Instead of sieving by divisibility, we sieve by the size of the gaps between originally consecutive primes.

We process gap sizes in strict ascending order. To be eliminated, two primes must currently be next to each other in the surviving list AND they must have been consecutive in the original sequence.  

Here is an example of how the sieve works in the first 50 primes:

We start with an unbroken chain of the first 50 prime numbers: 2, 3, 5, 7, 11, 13, 17, 19, 23, 29, 31, 37, 41, 43, 47, 53, 59, 61, 67, 71, 73, 79, 83, 89, 97, 101, 103, 107, 109, 113, 127, 131, 137, 139, 149, 151, 157, 163, 167, 173, 179, 181, 191, 193, 197, 199, 211, 223, 227, 229.  

Step 1: Processing Gap 1

We start with the absolute smallest gap between any two primes: a gap of 1.

Scanning: We look for any original neighbors separated by 1. There is only one such pair in existence: (2, 3). Eliminated: 2 and 3.

Surviving List: 5, 7, 11, 13, 17, 19, 23... (all primes from 5 to 229).

Step 2: Processing Gap 2 (The Twin Prime Cleansing)

Next, we scan left-to-right for original neighbors separated by a gap of 2 (Twin Primes).

Matches Found: (5, 7), (11, 13), (17, 19), (29, 31), (41, 43), (59, 61), (71, 73), (101, 103), (107, 109), (137, 139), (149, 151), (179, 181), (191, 193), (197, 199), (227, 229). Eliminated: All of the twin primes listed above.

Surviving List: 23, 37, 47, 53, 67, 79, 83, 89, 97, 113, 127, 131, 157, 163, 167, 173, 211, 223. 

Step 3: Processing Gap 4 (Cousin Primes)

 We look for originally consecutive primes separated by 4, but only if both primes are still alive.

Checking (19, 23): 19 was eliminated in Step 2. The pair is broken. 23 is shielded and survives.

Checking (37, 41): 41 was eliminated in Step 2. 37 is shielded and survives.

Matches Found: Scanning our surviving list, we find exactly three pairs where both members survived Step 2 and were original neighbors separated by 4: (79, 83), (127, 131) and (163, 167)Eliminated: 79, 83, 127, 131, 163, 167.
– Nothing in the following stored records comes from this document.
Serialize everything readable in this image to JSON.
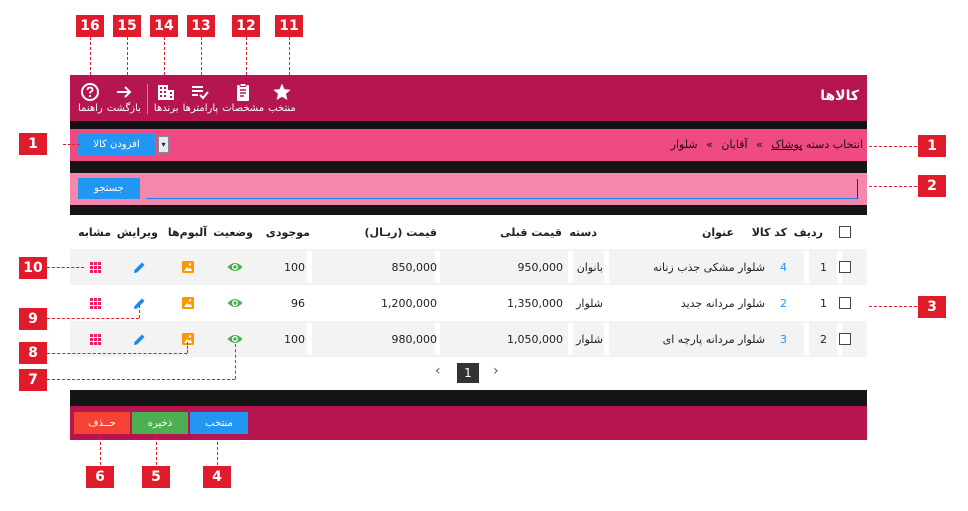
{
  "app": {
    "title": "کالاها"
  },
  "toolbar": [
    {
      "label": "راهنما",
      "icon": "help-icon"
    },
    {
      "label": "بازگشت",
      "icon": "arrow-right-icon"
    },
    {
      "label": "برندها",
      "icon": "building-icon"
    },
    {
      "label": "پارامترها",
      "icon": "list-check-icon"
    },
    {
      "label": "مشخصات",
      "icon": "clipboard-icon"
    },
    {
      "label": "منتخب",
      "icon": "star-icon"
    }
  ],
  "breadcrumb": {
    "prefix": "انتخاب دسته",
    "items": [
      "پوشاک",
      "آقایان",
      "شلوار"
    ],
    "separator": "»"
  },
  "add_button": "افزودن کالا",
  "category_select": "▾",
  "search": {
    "button": "جستجو",
    "value": ""
  },
  "table": {
    "headers": [
      "ردیف",
      "کد کالا",
      "عنوان",
      "دسته",
      "قیمت قبلی",
      "قیمت (ریـال)",
      "موجودی",
      "وضعیت",
      "آلبوم‌ها",
      "ویرایش",
      "مشابه"
    ],
    "rows": [
      {
        "index": "1",
        "code": "4",
        "title": "شلوار مشکی جذب زنانه",
        "category": "بانوان",
        "old_price": "950,000",
        "price": "850,000",
        "stock": "100"
      },
      {
        "index": "1",
        "code": "2",
        "title": "شلوار مردانه جدید",
        "category": "شلوار",
        "old_price": "1,350,000",
        "price": "1,200,000",
        "stock": "96"
      },
      {
        "index": "2",
        "code": "3",
        "title": "شلوار مردانه پارچه ای",
        "category": "شلوار",
        "old_price": "1,050,000",
        "price": "980,000",
        "stock": "100"
      }
    ]
  },
  "pager": {
    "current": "1",
    "prev": "‹",
    "next": "›"
  },
  "footer": {
    "selected": "منتخب",
    "save": "ذخیره",
    "delete": "حــذف"
  },
  "callouts": [
    "1",
    "1",
    "2",
    "3",
    "4",
    "5",
    "6",
    "7",
    "8",
    "9",
    "10",
    "11",
    "12",
    "13",
    "14",
    "15",
    "16"
  ],
  "colors": {
    "header": "#b5164f",
    "breadcrumb_bar": "#ef4a82",
    "search_bar": "#f686ad",
    "primary": "#2196f3",
    "success": "#4caf50",
    "danger": "#f44336",
    "album": "#ff9800",
    "similar": "#e91e63",
    "callout": "#e01b2b"
  }
}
Surviving List: 23, 37, 47, 53, 67, 89, 97, 113, 157, 173, 211, 223.

Step 4: Processing Gap 6 (Sexy Primes)

We scan the remaining primes for originally consecutive pairs separated by 6.

Checking (23, 29): 29 is gone. 23 is shielded.

Matches Found: We scan the surviving list left-to-right. We find two intact pairs: (47, 53) and (211, 223). Eliminated: 47, 53, 211, 223.

Surviving List: 23, 37, 67, 89, 97, 113, 157, 173.

Step 5: Processing Gap 8

We scan the remaining 8 primes for original pairs separated by 8.

Match Found: There is exactly one pair left that fits this criteria: (89, 97). Eliminated: 89, 97.

Surviving List: 23, 37, 67, 113, 157, 173.

Step 6: Processing Gaps 10+

At this point, we check for gaps of 10, 12, 14, and so on. However, if we look at our surviving primes, 23, 37, 67, 113, 157 and 173, none of them have their original right-side neighbor remaining.

Because all of their original neighbors have been eliminated by smaller gaps, these remaining primes are permanently shielded. No larger gap size can ever eliminate them. 

So, the final survivors are: 23, 37, 67, 113, 157, 173.  

We are interested in the density of the remaining primes. We have computed the following results for the first k primes:

10^2 primes -> 14 survivors

10^3 primes -> 134 survivors

10^4 primes -> 1374 survivors

10^5 primes -> 13494 survivors

10^6 primes -> 135530 survivors

10^7 primes -> 1358010 survivors

We see that the density for the first 10^7 primes is 0.135801.

Conjecture:

We conjecture that when k goes to infinity, the density approaches a constant and this constant is 1/e^2 = 0.1353352832366...

Q1. Can you verify our calculations?
Q2. Can you extend our calculations beyond 10^7?

Q3. Can you prove the above conjecture?